In softening its tone, the Press Syndicate board appears to have courted the displeasure of some journalists who are holding a sit-in at the syndicate’s headquarters. The protestors argue that the government must do more to protect press freedom and independence and that the current crisis is an opportunity to press for guarantees.

“We will not give up our demand that the minister of interior, who was behind the storming the syndicate’s headquarters and the arrest of our colleagues, is dismissed,” said a statement issued signed by the striking journalists.

“The security forces will not stop violating the law and undermining press freedom if we do not remain united. There is no room to take step back and it is not right that we enter negotiations simply to be allowed to do our jobs as journalists.”

The striking journalists staged a mock trial of the minister of interior in which he was accused of “violating the syndicate law by ordering police officers to storm the syndicate’s premises to arrest journalists without informing the chairman of the board”.

Press Syndicate Secretary-General Gamal Abdel-Rehim told the Weekly that the syndicate’s board had opened channels of communication with “different state institutions” as a measure of goodwill and to show its willingness to end the crisis.
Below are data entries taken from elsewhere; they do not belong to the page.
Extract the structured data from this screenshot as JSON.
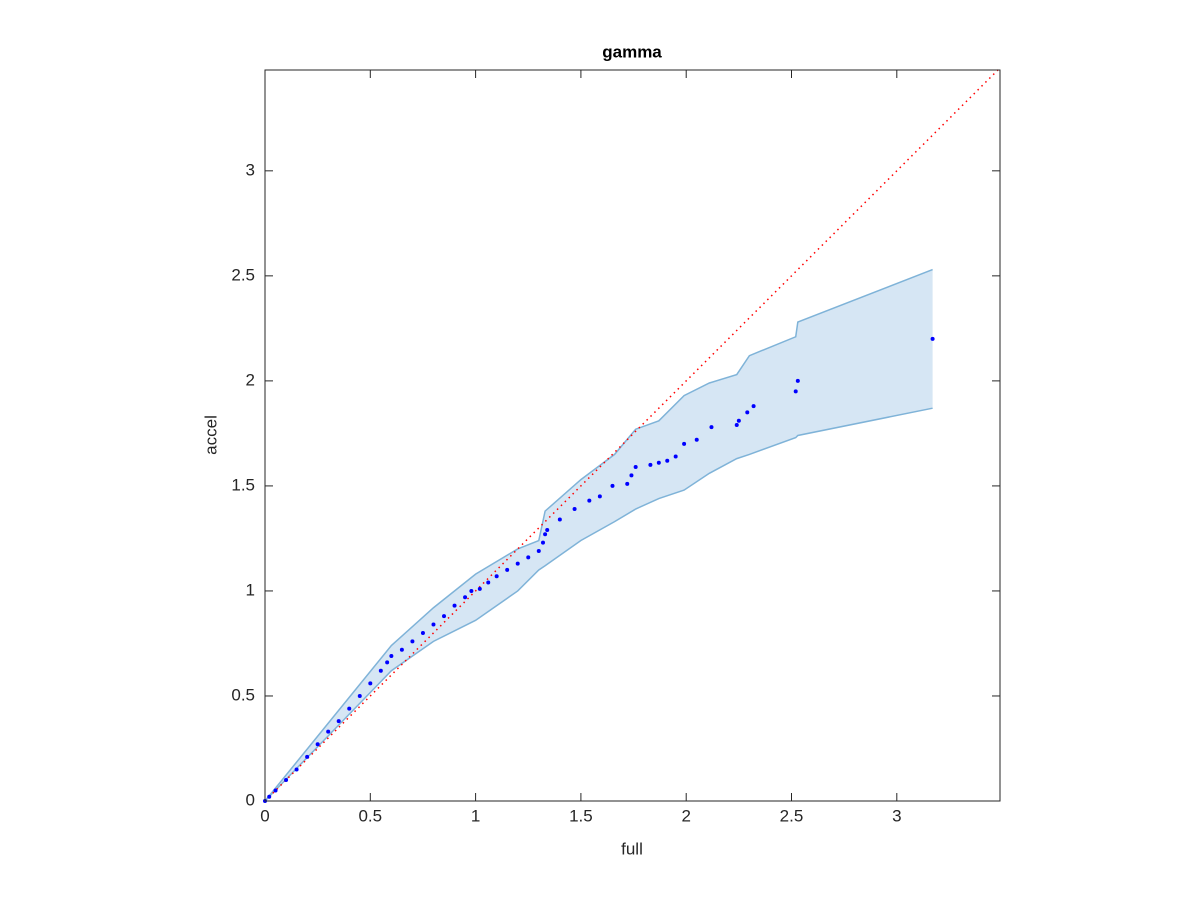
{
  "chart_data": {
    "type": "scatter",
    "title": "gamma",
    "x_label": "full",
    "y_label": "accel",
    "x": [
      0,
      0.02,
      0.05,
      0.1,
      0.15,
      0.2,
      0.25,
      0.3,
      0.35,
      0.4,
      0.45,
      0.5,
      0.55,
      0.58,
      0.6,
      0.65,
      0.7,
      0.75,
      0.8,
      0.85,
      0.9,
      0.95,
      0.98,
      1.02,
      1.06,
      1.1,
      1.15,
      1.2,
      1.25,
      1.3,
      1.32,
      1.33,
      1.34,
      1.4,
      1.47,
      1.54,
      1.59,
      1.65,
      1.72,
      1.74,
      1.76,
      1.83,
      1.87,
      1.91,
      1.95,
      1.99,
      2.05,
      2.12,
      2.24,
      2.25,
      2.29,
      2.32,
      2.52,
      2.53,
      3.17
    ],
    "y": [
      0,
      0.02,
      0.05,
      0.1,
      0.15,
      0.21,
      0.27,
      0.33,
      0.38,
      0.44,
      0.5,
      0.56,
      0.62,
      0.66,
      0.69,
      0.72,
      0.76,
      0.8,
      0.84,
      0.88,
      0.93,
      0.97,
      1.0,
      1.01,
      1.04,
      1.07,
      1.1,
      1.13,
      1.16,
      1.19,
      1.23,
      1.27,
      1.29,
      1.34,
      1.39,
      1.43,
      1.45,
      1.5,
      1.51,
      1.55,
      1.59,
      1.6,
      1.61,
      1.62,
      1.64,
      1.7,
      1.72,
      1.78,
      1.79,
      1.81,
      1.85,
      1.88,
      1.95,
      2.0,
      2.2
    ],
    "color": "#0000ff",
    "band": {
      "x": [
        0,
        0.3,
        0.6,
        0.8,
        1.0,
        1.2,
        1.3,
        1.33,
        1.5,
        1.66,
        1.76,
        1.87,
        1.99,
        2.11,
        2.24,
        2.3,
        2.52,
        2.53,
        3.17
      ],
      "upper": [
        0,
        0.37,
        0.74,
        0.92,
        1.08,
        1.2,
        1.24,
        1.38,
        1.53,
        1.65,
        1.77,
        1.81,
        1.93,
        1.99,
        2.03,
        2.12,
        2.21,
        2.28,
        2.53
      ],
      "lower": [
        0,
        0.31,
        0.62,
        0.76,
        0.86,
        1.0,
        1.1,
        1.12,
        1.24,
        1.33,
        1.39,
        1.44,
        1.48,
        1.56,
        1.63,
        1.65,
        1.73,
        1.74,
        1.87
      ],
      "color": "#d6e6f4",
      "edge_color": "#7fb3d8"
    },
    "reference_line": {
      "x": [
        0,
        3.49
      ],
      "y": [
        0,
        3.49
      ],
      "color": "#ff0000"
    },
    "xlim": [
      0,
      3.49
    ],
    "ylim": [
      0,
      3.48
    ],
    "xticks": [
      0,
      0.5,
      1,
      1.5,
      2,
      2.5,
      3
    ],
    "yticks": [
      0,
      0.5,
      1,
      1.5,
      2,
      2.5,
      3
    ]
  }
}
The outreach, he said, included meeting with MPs from Media and Culture Committee.

“The crisis needs to end. It is not in the public interest and threatens to undermine the unity of journalists,” said Abdel-Rehim.
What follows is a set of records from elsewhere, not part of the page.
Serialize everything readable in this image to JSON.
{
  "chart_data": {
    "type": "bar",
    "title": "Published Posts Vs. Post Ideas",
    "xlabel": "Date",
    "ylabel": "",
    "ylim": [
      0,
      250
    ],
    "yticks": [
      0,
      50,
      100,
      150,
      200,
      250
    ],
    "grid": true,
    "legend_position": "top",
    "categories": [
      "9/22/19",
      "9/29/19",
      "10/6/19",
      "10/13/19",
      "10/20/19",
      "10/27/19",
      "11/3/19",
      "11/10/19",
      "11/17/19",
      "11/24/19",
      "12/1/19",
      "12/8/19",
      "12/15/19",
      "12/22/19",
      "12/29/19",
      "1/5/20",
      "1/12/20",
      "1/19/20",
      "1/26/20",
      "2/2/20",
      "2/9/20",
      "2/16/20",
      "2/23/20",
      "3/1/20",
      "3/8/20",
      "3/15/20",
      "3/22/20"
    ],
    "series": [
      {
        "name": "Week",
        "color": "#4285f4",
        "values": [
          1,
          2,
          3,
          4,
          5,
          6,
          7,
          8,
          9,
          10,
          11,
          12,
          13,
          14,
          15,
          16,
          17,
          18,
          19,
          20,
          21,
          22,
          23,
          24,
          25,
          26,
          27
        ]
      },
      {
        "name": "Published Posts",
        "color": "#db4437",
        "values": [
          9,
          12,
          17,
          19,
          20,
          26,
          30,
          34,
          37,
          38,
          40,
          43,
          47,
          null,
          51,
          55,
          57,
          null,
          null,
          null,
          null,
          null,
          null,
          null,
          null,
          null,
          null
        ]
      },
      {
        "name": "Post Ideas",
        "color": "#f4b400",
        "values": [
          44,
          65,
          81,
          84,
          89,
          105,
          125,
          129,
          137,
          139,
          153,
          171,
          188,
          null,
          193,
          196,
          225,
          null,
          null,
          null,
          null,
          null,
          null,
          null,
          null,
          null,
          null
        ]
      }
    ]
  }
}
The meeting with MPs appears to have had little impact on resolving the crisis. On 16 May the House of Representatives’ Media and Culture Committee issued a report in which it accused the syndicate of being responsible for the crisis by “giving shelter to outlaws”.

Press Syndicate board member Alaa Thabet nevertheless told the Weekly that he expects an end to the crisis this week.

The conflict erupted on 1 May when police officers entered the Press Syndicate to arrest journalists Amr Badr and Mahmoud Al-Saqqa. The two work for January Gate, a website critical of the government. They had begun their own sit-in at the syndicate headquarters after discovering that the police had searched their homes.

Prosecutors ordered the detention of Badr and Al-Saqqa for 15 days on 2 May, pending investigations on charges that include spreading false news and harming national unity.

Prosecutors say they issued an arrest warrant for the two journalists and seven others on 19 April, based on police claims that all nine “were in possession of firearms and Molotov cocktails with the aim of carrying out attacks on police, army forces and vital facilities”.